Barra-pesada no jornalismo goiano | Por Cileide Alves

Em 9 de janeiro o jornal O Popular, de Goiânia, iniciou a publicação da série de reportagens “Onde eles estão?”, sobre pessoas desaparecidas em Goiás depois de abordagem da polícia. O jornal descobriu que a democracia tem mais desaparecidos no estado do que a ditadura: 29 pessoas sumiram entre 2000 e 2010 (dados atualizados) contra 15 goianos desaparecidos durante a ditadura militar. A manchete do jornal nesse dia foi impactante: “Democracia tem mais desaparecidos do que ditadura”. Posteriormente, O Popular publicou outra série sobre suspeita de grupos extermínio na polícia e a revelação de que 117 pessoas foram mortas por policiais militares entre 2003 e 2005.

Em 14 de fevereiro, a Polícia Federal desencadeou a Operação Sexto Mandamento (“Não matarás”, na tradução da Bíblia usada pelos evangélicos) e prendeu 19 PMs acusados de assassinato ou desaparecimento de pelo menos 40 pessoas em Goiás. A entrada da PF nas investigações ocorreu depois que um dos crimes atribuído ao grupo ter acontecido em Torixoréu (MT), fato que abriu a brecha jurídica para a entrada da PF na investigação de crimes de homicídios em Goiás.

Subcomandante da PM foi preso

A operação foi determinada pelo Ministério da Justiça e começou em abril de 2010. Um policial federal de Brasília foi destacado para Goiânia. Foram oito meses de escuta telefônica e de investigações que levaram à prisão do subcomandante da PM em Goiás, coronel Carlos César Macário, do tenente-coronel Ricardo Rocha, ex-comandante da Rotam (Rondas Ostensivas Táticas Metropolitanas) e de mais 17 colegas de farda.

Rocha foi candidato a deputado estadual em 2010 e foi gravado em conversas com ex-secretários da Fazenda e de Segurança Pública sobre doação de recursos para sua campanha e negociando promoção de colegas de farda pelo governo. O Popular revelou depois da operação que vários dos PMs presos foram promovidos no final daquele ano por “mérito”.

Reação corporativa

A PF manteve os inquéritos em segredo de justiça. Na semana passada O Popular teve acesso a um deles e às escutas. As falas revelavam a banalização da violência e também que muitos dos PMs que já tinham sido presos em inquéritos da Polícia Civil pelos crimes em questão tinham privilégios na prisão no quartel. Por isso a PF havia pedido, e a Justiça autorizado, a transferência desses PMs para o presídio de segurança máxima em Campo Grande (MS). Isso tinha provocado a reação da corporação. O deputado estadual Major Araújo (PRB) iniciou um movimento de solidariedade em favor dos presos com adesão de todas as associações de militares e de seis ex-comandantes da PM. Os ex-comandantes publicaram nota na imprensa prestando solidariedade aos policiais presos.

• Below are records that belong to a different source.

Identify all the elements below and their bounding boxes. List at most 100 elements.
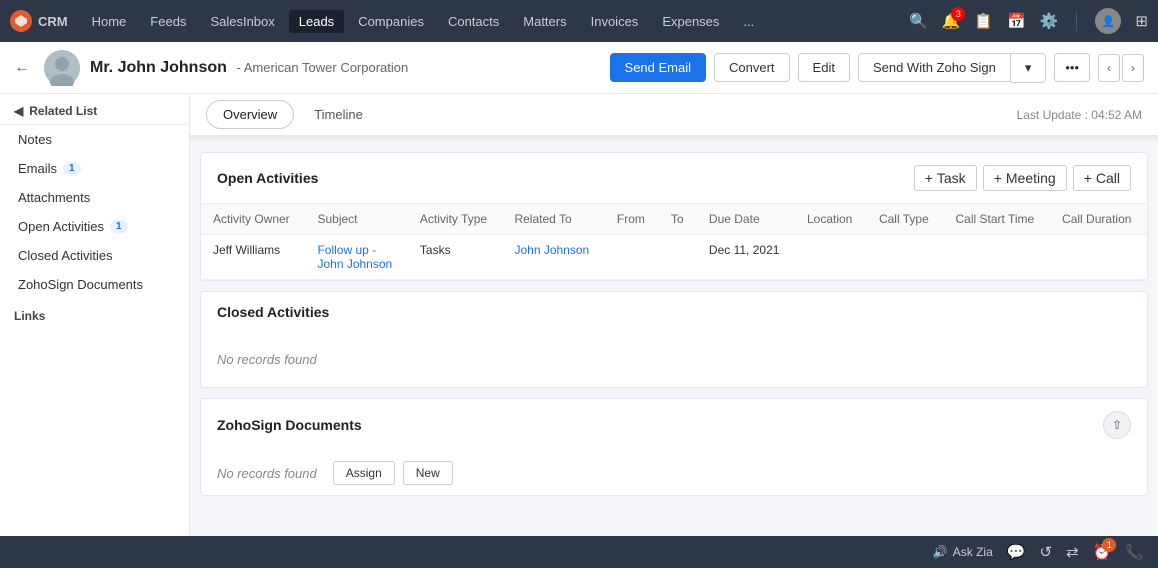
crm-label: CRM <box>38 14 68 29</box>
cell-subject: Follow up -John Johnson <box>305 235 407 280</box>
col-subject: Subject <box>305 204 407 235</box>
sidebar-item-closed-activities[interactable]: Closed Activities <box>0 241 189 270</box>
nav-more[interactable]: ... <box>733 10 764 33</box>
meeting-btn-label: Meeting <box>1006 170 1056 186</box>
tabs-left: Overview Timeline <box>206 100 379 129</box>
sidebar-item-open-activities[interactable]: Open Activities 1 <box>0 212 189 241</box>
bottom-badge: 1 <box>1102 538 1116 552</box>
nav-feeds[interactable]: Feeds <box>140 10 196 33</box>
col-activity-owner: Activity Owner <box>201 204 305 235</box>
closed-activities-section: Closed Activities No records found <box>200 291 1148 388</box>
search-icon[interactable]: 🔍 <box>909 12 928 30</box>
col-related-to: Related To <box>502 204 604 235</box>
nav-expenses[interactable]: Expenses <box>652 10 729 33</box>
notes-label: Notes <box>18 132 52 147</box>
add-call-button[interactable]: + Call <box>1073 165 1131 191</box>
more-actions-button[interactable]: ••• <box>1054 53 1090 82</box>
clock-icon[interactable]: ⏰ 1 <box>1093 543 1112 561</box>
add-task-button[interactable]: + Task <box>914 165 977 191</box>
send-sign-dropdown[interactable]: ▾ <box>1011 53 1047 83</box>
main-layout: ◀ Related List Notes Emails 1 Attachment… <box>0 94 1158 568</box>
nav-invoices[interactable]: Invoices <box>581 10 649 33</box>
new-button[interactable]: New <box>403 461 453 485</box>
top-navigation: CRM Home Feeds SalesInbox Leads Companie… <box>0 0 1158 42</box>
col-to: To <box>659 204 697 235</box>
emails-label: Emails <box>18 161 57 176</box>
settings-icon[interactable]: ⚙️ <box>1040 12 1059 30</box>
zoho-logo-icon <box>10 10 32 32</box>
tab-timeline[interactable]: Timeline <box>298 101 379 128</box>
bottom-bar: 🔊 Ask Zia 💬 ↺ ⇄ ⏰ 1 📞 <box>0 536 1158 568</box>
subheader-actions: Send Email Convert Edit Send With Zoho S… <box>610 53 1144 83</box>
send-sign-group: Send With Zoho Sign ▾ <box>858 53 1046 83</box>
cell-due-date: Dec 11, 2021 <box>697 235 795 280</box>
plus-call-icon: + <box>1084 170 1092 186</box>
contact-name-area: Mr. John Johnson - American Tower Corpor… <box>90 59 408 77</box>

Liderada pelo Major Araújo, uma comissão de quatro deputados estaduais visitou terça-feira (1/3) os presos em Campo Grande para checar as condições da prisão e como eles estavam sendo tratados. Descobriram que estavam em ótimas condições. Nesse clima, O Popular publicou quinta-feira (3/3) a reportagem “Mato por satisfação”, com o dramático conteúdo das escutas. No mesmo dia ocorreu a ronda da Rotam ao prédio da Organização Jaime Câmara, onde fica o jornal [oito viaturas, com 30 homens, desfilaram diante do prédio com as sirenes ligadas; o Jornal Nacional noticiou no mesmo dia; veja aqui o vídeo].

Democracia ameaçada pelo medo

Essa ação da Rotam foi a parte visível de um processo de medo que existe nas instituições democráticas goianas. Juízes, promotores e até mesmo policiais federais trabalham nos inquéritos em sigilo, temendo represálias. Nenhum concede entrevista sobre o assunto. A reação do governo de Goiás ao destituir o comandante da Rotam, na mesma quinta-feira, foi uma tentativa de garantir a preservação das instituições democráticas, inclusive da liberdade da imprensa.

A PM goiana é uma instituição séria, com mais de 150 anos, e formada majoritariamente por policiais honestos e conscientes de seu papel de defesa da sociedade. O Popular tem respeito pela instituição e por seus membros. Mas é zeloso de seu papel de informar à sociedade sobre as ações dos agentes públicos, o que vem fazendo nesta série de coberturas. A ação isolada de cerca de 30 policiais da Rotam interpretada como tentativa de intimidação do jornal e de seus profissionais não vai desviar O Popular de sua missão de bem informar a população.